Perruches végétales : mes adorées

La fleur de l’asclaepia, tendrement rose, est courtisée du matin au soir par les abeilles. Qui se douterait qu’elle va donner ces oiseaux végétaux ? © S. Morgenthaler

J’aime revivre chaque année à l’automne le petit bonheur de voir ces perruches agrippées à un verre d’eau pour s’y désaltérer. Ces oiselles végétales au dos rainurés, à l’agréable texture mate, sont le fruit d’une plante, nommée asclaepia cornuti. Dans mon enfance, elles poussaient en quelques jardins du village, guère dans le nôtre et c’était grand plaisir pour moi de me rendre au bistrot « Au Bain » pour y acheter de la bière et de la limonade et voir, à l’automne, sur le comptoir, agglutinés autour du verre à eau, les perruches immobiles qui tenaient par leur « bec » trempé dans l’eau.

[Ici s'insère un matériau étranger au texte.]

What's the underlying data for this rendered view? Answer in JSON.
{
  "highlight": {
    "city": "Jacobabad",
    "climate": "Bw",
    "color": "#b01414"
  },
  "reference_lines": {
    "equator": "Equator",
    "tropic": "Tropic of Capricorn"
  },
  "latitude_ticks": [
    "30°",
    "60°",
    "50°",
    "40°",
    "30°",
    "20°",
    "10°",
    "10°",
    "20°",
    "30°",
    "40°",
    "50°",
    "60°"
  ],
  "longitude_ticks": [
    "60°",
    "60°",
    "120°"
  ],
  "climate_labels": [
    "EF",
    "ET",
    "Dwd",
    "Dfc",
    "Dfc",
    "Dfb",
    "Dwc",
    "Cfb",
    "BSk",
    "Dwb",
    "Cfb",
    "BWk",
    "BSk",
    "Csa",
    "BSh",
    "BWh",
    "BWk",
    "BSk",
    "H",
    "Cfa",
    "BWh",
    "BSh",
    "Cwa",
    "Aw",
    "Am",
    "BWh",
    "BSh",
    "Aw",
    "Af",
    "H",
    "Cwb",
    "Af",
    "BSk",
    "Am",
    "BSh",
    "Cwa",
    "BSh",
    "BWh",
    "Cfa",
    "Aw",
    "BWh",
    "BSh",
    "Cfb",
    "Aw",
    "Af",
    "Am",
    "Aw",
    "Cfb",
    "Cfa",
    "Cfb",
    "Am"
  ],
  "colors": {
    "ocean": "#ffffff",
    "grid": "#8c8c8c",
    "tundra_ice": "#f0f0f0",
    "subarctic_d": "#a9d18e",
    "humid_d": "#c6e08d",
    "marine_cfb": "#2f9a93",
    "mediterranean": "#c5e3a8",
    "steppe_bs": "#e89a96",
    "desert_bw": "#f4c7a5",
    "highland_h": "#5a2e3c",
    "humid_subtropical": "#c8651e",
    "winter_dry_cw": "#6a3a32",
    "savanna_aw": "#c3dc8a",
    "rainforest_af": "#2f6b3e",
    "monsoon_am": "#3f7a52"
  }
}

A la fin de la floraison se forment ces fruits en formes de perruches qui offrent dans le jardin une vue plutôt surréaliste d’oiseaux placés « à l’envers ».

Il y a quelques années j’ai eu envie de redonner vie à l’étrange rituel de cette plante nommée « arbre à perruches » ou « herbe à perruches » qui engendre ces oiseaux végétaux. J’ai cherché comment acquérir cette plante vivace rustique originaire d’Amérique du Nord. Et je l’ai trouvée dans un catalogue. Je l’ai commandée par correspondance et l’ai plantée il y a dix ans. La plante a d’abord poussé sans donner aucun fruit-perruche. L’hiver suivant fut rigoureux et la plante ne revint pas. Ma tentative était vouée à l’échec.

Quelle ne fut ma surprise de voir réapparaître trois ans plus tard au printemps des dizaines de pousses que je parvins à identifier : il s’agissait bien des boules de fleurettes roses que viennent butiner jusque tard dans l’après-midi, jusqu’à la tombée de la nuit, les abeilles et les bourdons. Quel plaisir de voir ensuite les pistils fécondés se transformer en petits oiseaux suspendus à l’envers et reliés à la tige par ce qui sera le bec. Pour cueillir ces perruches, enfilez de préférence des gants car la tige fait couler un latex qui colle comme de la glu.

Après quelques semaines, le dos s’entr’ouvrira et lâchera des graines, pastilles brunes surmontées d’une aigrette © S.Morgenthaler

Si vous en avez dans le jardin, cueillez ces fruits en forme de perruche pour les préserver du froid. Le gel fait disparaître totalement la plante qui revient de plus belle au printemps se disséminant là où les graines sont tombées.

D’ici un mois, les perruches évolueront : leur dos rainuré s’entrouvrira et laissera échapper des graines qui sont à elles seules un spectacle. Les petites pastilles brunâtres portent chacune une longue aigrette, petit fil de soie si doux, si léger. C’est pour cette raison que cette plante est aussi appelée « herbe à ouate ». Lorsque la rainure dorsale se fend, les graines et leurs aigrettes soyeuses s’envolent par milliers. Le moindre souffle les fait très vite se propulser dans les airs. Depuis, chaque année, mon jardin est tant envahi qu’il me faut sévir pour ne pas être colonisée par ces perruches du silence.